Kruse, Sebastian; Jentzsch, Anja; Papenbrock, Thorsten; Kaoudi, Zoi; Quiane-Ruiz, Jorge-Arnulfo; Naumann, Felix
Proceedings of the ACM SIGMOD conference (SIGMOD)
Inclusion dependencies (inds) form an important integrity constraint on relational databases, supporting data management tasks, such as join path discovery and query optimization. Conditional inclusion dependencies (cinds), which define including and included data in terms of conditions, allow to transfer these capabilities to rdf data. However, cind discovery is computationally much more complex than ind discovery and the number of cinds even on small rdf datasets is intractable. To cope with both problems, we first introduce the notion of pertinent cinds with an adjustable relevance criterion to filter and rank cinds based on their extent and implications among each other.

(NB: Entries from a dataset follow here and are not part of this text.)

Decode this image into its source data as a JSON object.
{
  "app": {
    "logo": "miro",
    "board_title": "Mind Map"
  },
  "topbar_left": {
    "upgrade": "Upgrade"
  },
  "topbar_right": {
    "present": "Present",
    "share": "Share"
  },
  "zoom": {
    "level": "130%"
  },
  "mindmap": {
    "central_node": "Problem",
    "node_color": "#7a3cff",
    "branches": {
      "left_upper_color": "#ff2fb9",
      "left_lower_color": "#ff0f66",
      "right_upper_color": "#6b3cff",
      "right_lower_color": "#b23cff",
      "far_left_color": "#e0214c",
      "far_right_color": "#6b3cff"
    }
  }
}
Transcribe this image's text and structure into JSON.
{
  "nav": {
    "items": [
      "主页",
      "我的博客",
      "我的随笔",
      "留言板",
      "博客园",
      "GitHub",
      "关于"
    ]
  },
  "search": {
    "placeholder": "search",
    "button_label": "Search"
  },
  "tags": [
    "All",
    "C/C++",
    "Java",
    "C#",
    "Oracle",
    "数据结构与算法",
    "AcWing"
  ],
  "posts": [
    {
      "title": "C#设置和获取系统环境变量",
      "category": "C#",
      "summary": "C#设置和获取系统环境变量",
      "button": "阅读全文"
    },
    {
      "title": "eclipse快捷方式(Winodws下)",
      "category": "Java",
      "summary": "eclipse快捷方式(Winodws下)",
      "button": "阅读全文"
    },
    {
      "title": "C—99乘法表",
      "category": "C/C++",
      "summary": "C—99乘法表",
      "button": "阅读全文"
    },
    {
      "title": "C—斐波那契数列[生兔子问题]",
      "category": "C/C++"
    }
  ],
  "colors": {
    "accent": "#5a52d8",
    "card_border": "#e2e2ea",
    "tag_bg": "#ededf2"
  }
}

Second, we present RDFind, a distributed system to efficiently discover all pertinent cinds in rdf data. RDFind employs a lazy pruning strategy to drastically reduce the cind search space. Also, its exhaustive parallelization strategy and robust data structures make it highly scalable. In our experimental evaluation, we show that RDFind is up to 419 times faster than the state-of-the-art, while considering a more general class of cinds. Furthermore, it is capable of processing a very large dataset of billions of triples, which was entirely infeasible before.